The vice president of the Chilean Glaciers Foundation, Constanza Espinosa, also a speaker at the conference, was critical of the fact that despite multiple bills—and after more than two decades—none have seen the light of day. “Today it is frozen in the Senate Committee on the Environment and National Assets... and the reason is that there is a lot of pressure and lobbying from the mining industry,” she said during her talk "Bici-Tando Glacier Territorities" at the Villacleta store.

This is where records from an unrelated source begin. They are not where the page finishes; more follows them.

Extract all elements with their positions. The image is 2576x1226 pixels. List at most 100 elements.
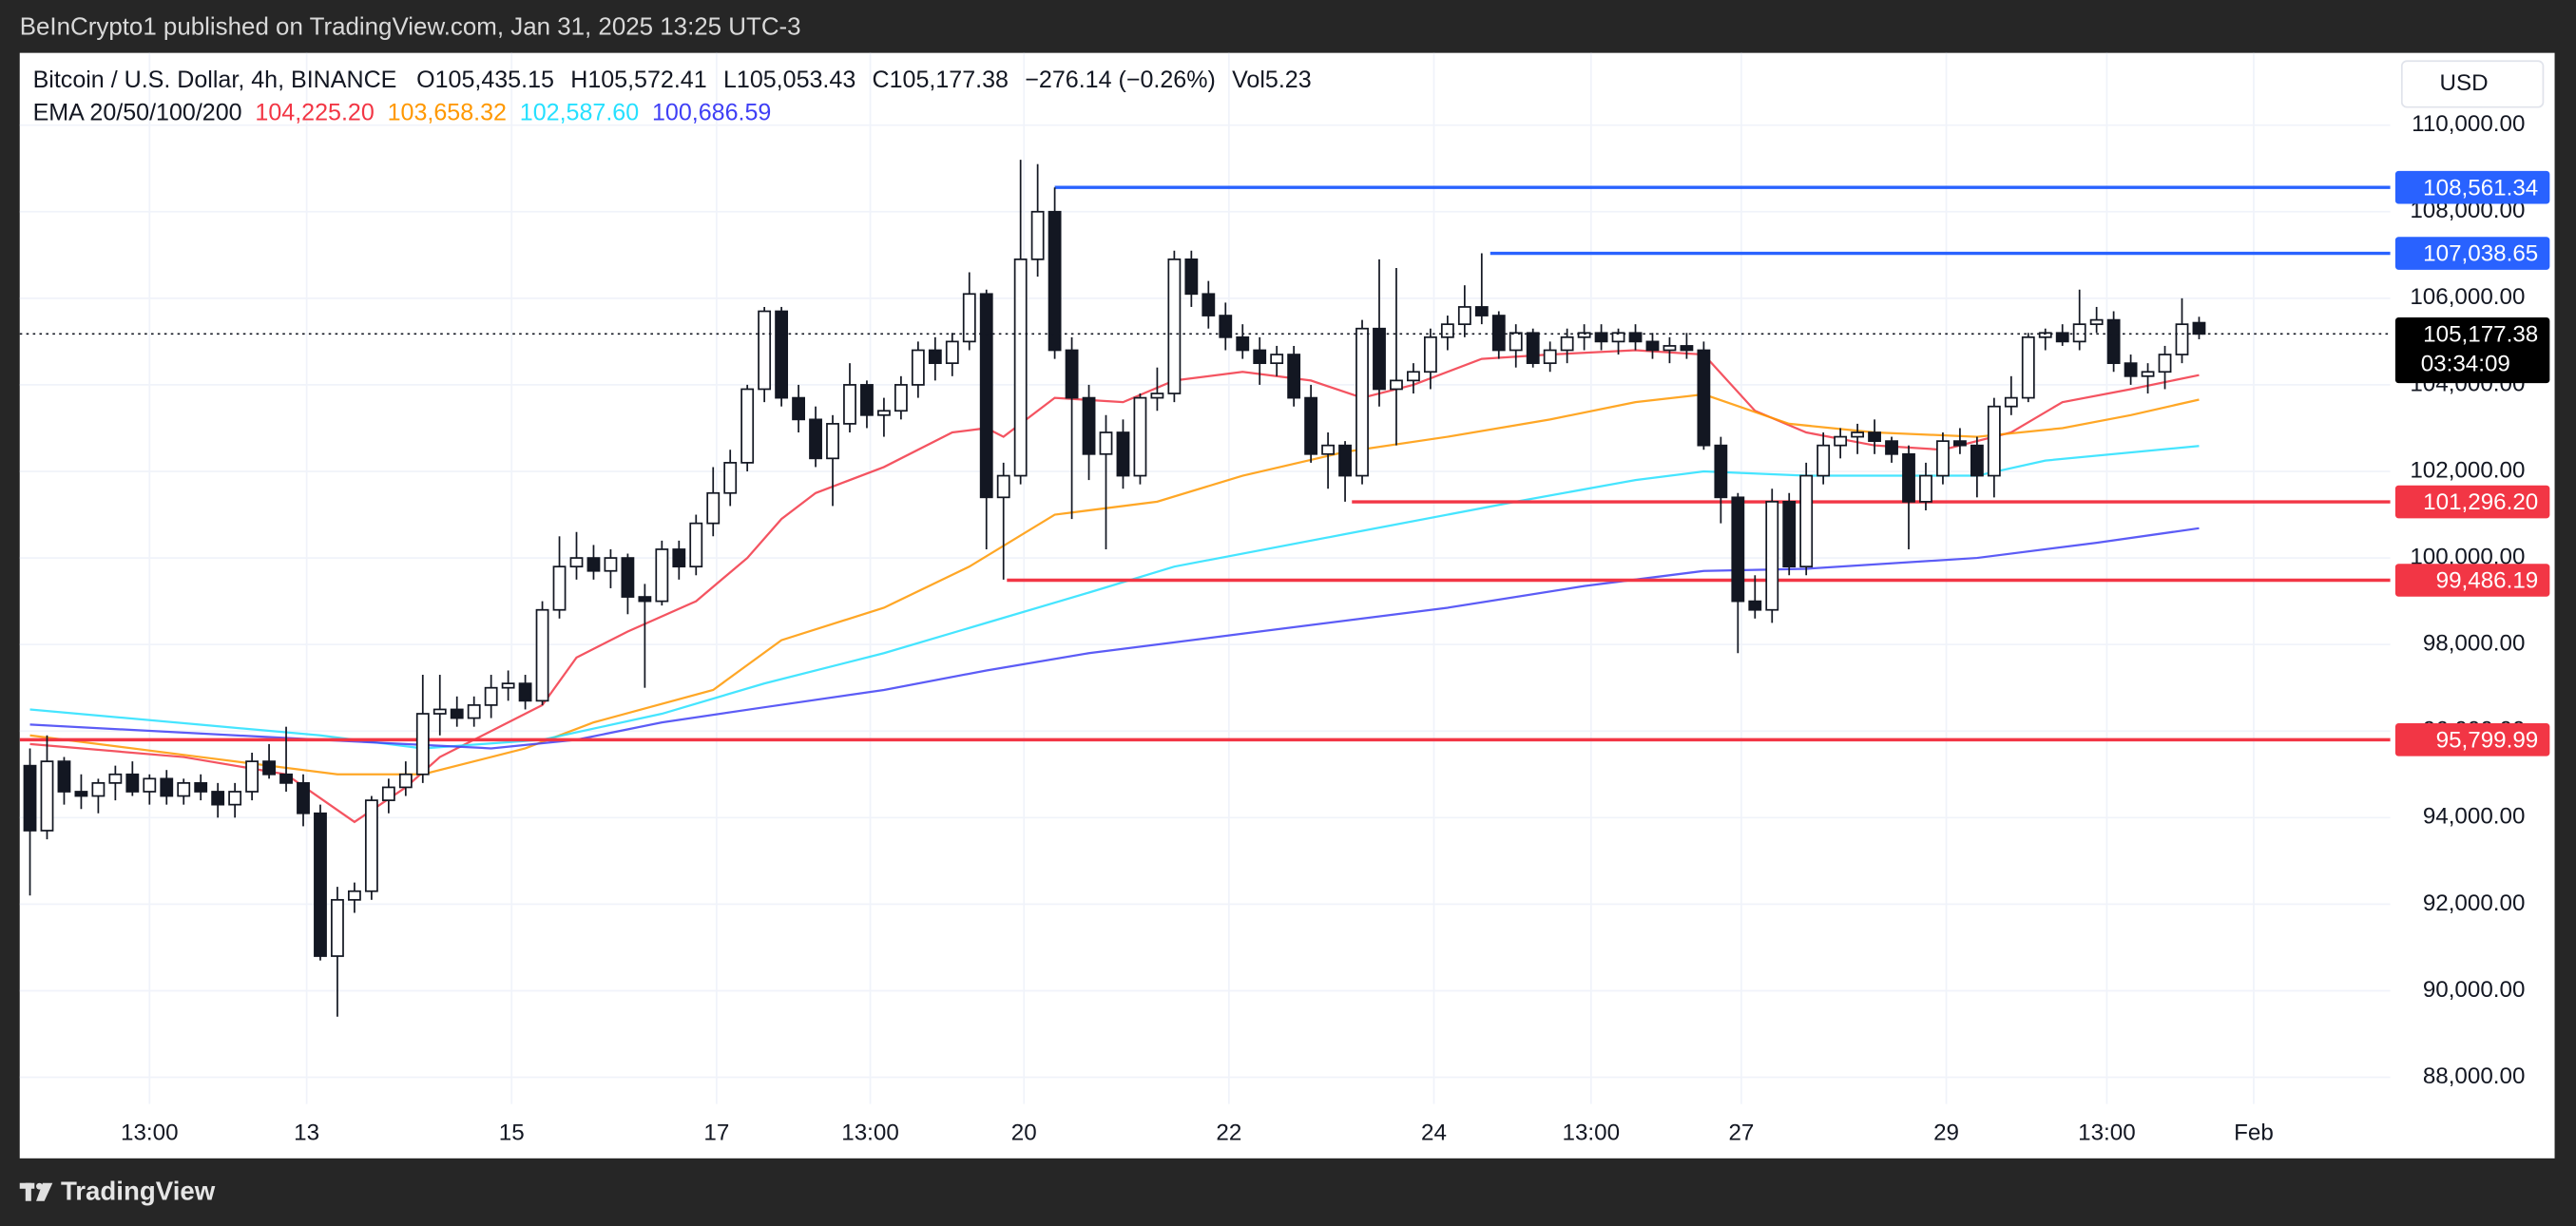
candle-body [911, 349, 925, 386]
candle-body [1457, 306, 1471, 326]
candle-body [1133, 396, 1147, 477]
candle-body [2124, 362, 2138, 377]
candle-body [194, 782, 208, 793]
candle-body [1697, 349, 1711, 447]
candle-body [1543, 349, 1557, 365]
candle-body [108, 773, 123, 784]
candle-body [877, 410, 891, 416]
price-change: −276.14 (−0.26%) [1025, 67, 1216, 93]
candle-body [621, 557, 635, 598]
candle-body [2175, 323, 2189, 355]
candle-body [1338, 444, 1352, 477]
candle-body [1817, 444, 1831, 477]
y-tick-label: 102,000.00 [2410, 457, 2525, 483]
candle-body [638, 596, 652, 603]
candle-body [1902, 452, 1915, 503]
plot-area [19, 52, 2391, 1104]
candle-body [1663, 345, 1677, 352]
currency-box[interactable] [2400, 60, 2545, 108]
candle-body [1390, 379, 1403, 391]
indicator-value: 104,225.20 [255, 99, 374, 125]
ohlc-value: 105,177.38 [890, 67, 1009, 93]
candle-body [450, 708, 464, 719]
candle-body [1065, 349, 1079, 399]
candle-body [1116, 431, 1130, 477]
candle-body [1304, 396, 1318, 455]
candle-body [1748, 600, 1762, 611]
level-price-box [2394, 485, 2550, 519]
candle-body [1560, 335, 1574, 352]
candle-body [331, 898, 344, 957]
candle-body [2106, 318, 2121, 365]
x-tick-label: 20 [1011, 1120, 1037, 1145]
candle-body [518, 682, 532, 702]
candle-body [586, 557, 601, 572]
candle-body [826, 423, 839, 460]
level-price-box [2394, 723, 2550, 757]
ema-line [29, 349, 2200, 824]
ema-line [29, 393, 2200, 776]
candle-body [262, 760, 276, 776]
candle-body [672, 548, 686, 568]
x-tick-label: 17 [703, 1120, 729, 1145]
candle-body [467, 704, 481, 719]
candle-body [1577, 332, 1591, 338]
y-tick-label: 88,000.00 [2423, 1063, 2526, 1089]
candle-body [1936, 440, 1950, 477]
x-tick-label: 13:00 [1563, 1120, 1621, 1145]
candle-body [1167, 258, 1182, 394]
level-price-label: 107,038.65 [2423, 241, 2538, 267]
candle-body [928, 349, 942, 365]
candle-body [245, 760, 260, 793]
y-tick-label: 90,000.00 [2423, 977, 2526, 1003]
candle-body [347, 890, 361, 901]
candle-body [2141, 371, 2155, 377]
level-price-box [2394, 237, 2550, 270]
candle-body [758, 310, 772, 391]
candle-body [2089, 318, 2104, 326]
currency-label: USD [2440, 70, 2489, 96]
candle-body [1407, 371, 1420, 382]
volume-key: Vol [1232, 67, 1265, 93]
candle-body [1013, 258, 1028, 477]
candle-body [1509, 332, 1523, 352]
candle-body [1150, 393, 1164, 399]
candle-body [552, 565, 567, 611]
x-tick-label: 24 [1421, 1120, 1447, 1145]
candle-body [1287, 354, 1301, 399]
footer-logo [19, 1182, 53, 1201]
candle-body [364, 799, 378, 892]
candle-body [2055, 332, 2069, 343]
candle-body [1270, 354, 1284, 365]
candle-body [228, 791, 242, 806]
candle-body [1048, 210, 1062, 352]
candle-body [74, 791, 88, 797]
candle-body [2021, 335, 2035, 399]
candle-body [1030, 210, 1045, 260]
candle-body [279, 773, 293, 784]
candle-body [2004, 396, 2018, 408]
candle-body [143, 777, 157, 793]
y-tick-label: 94,000.00 [2423, 804, 2526, 830]
candle-body [501, 682, 515, 689]
candle-body [398, 773, 413, 789]
candle-body [1236, 335, 1250, 352]
symbol-title: Bitcoin / U.S. Dollar, 4h, BINANCE [33, 67, 397, 93]
candle-body [1885, 440, 1898, 455]
candle-body [1799, 474, 1814, 568]
candle-body [860, 384, 874, 416]
candle-body [979, 293, 993, 499]
candle-body [740, 388, 755, 464]
candle-body [1491, 315, 1506, 352]
x-tick-label: 22 [1216, 1120, 1241, 1145]
candle-body [535, 608, 549, 702]
candle-body [1526, 332, 1540, 365]
x-tick-label: 27 [1728, 1120, 1754, 1145]
ohlc-key: O [416, 67, 434, 93]
x-tick-label: 15 [499, 1120, 525, 1145]
chart-panel [19, 52, 2555, 1159]
x-tick-label: 13:00 [121, 1120, 179, 1145]
bar-countdown: 03:34:09 [2421, 352, 2510, 377]
candle-body [1184, 258, 1199, 296]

Gino Casassa at the Chilean Cryosphere Society Conference.She explained that "glaciers outside protected areas have no degree of protection. And most of the protected glaciers are in this southern zone, in Aysén and Magallanes. But all the glaciers in the north and center of our country have, for the most part, no degree of protection, leaving them at the mercy of mining projects that have affected and destroyed them. Therefore, it is not in the mining industry's interest for there to be a Glacier Protection Law.“
As an example, she mentioned Anglo American's Los Bronces mine, adjacent to glaciers in the Metropolitan Region, which would not have happened with specific legislation. That is why a specific law “is necessary, urgent, and we will continue to push for that to happen,” she concluded.
The VII Congress of the Chilean Cryosphere Society was organized in conjunction with the Aysén regional government, the Patagonian Ecosystem Research Center (CIEP), the University of Aysén, and the regional offices of the National Tourism Service (SERNATUR) and the National Water Agency (DGA).
The current legislative status
Currently, one of the bills addressing glacier protection is the one presented by Congressman Daniel Melo (Socialist Party). Although initially it only referred to the prohibition of establishing water rights on glaciers (which is why it is being processed as a reform of the Water Code), it has moved toward aspects that involve greater protection after passing through the Lower House, where articles relating to broader protection were added. Since 2022, it has been in its second constitutional stage in the Senate Committee on the Environment and National Property, which has analyzed it in some of its sessions this year.
Another bill was introduced in 2018, but its processing has been stalled since mid-2023 in the Senate Finance Committee, in its first constitutional stage.
The protection of glaciers was one of the commitments made by President Gabriel Boric, as part of his self-proclamation as Chile's first “environmentalist government.” However, none of these bills has been given priority by the executive branch to speed up their processing.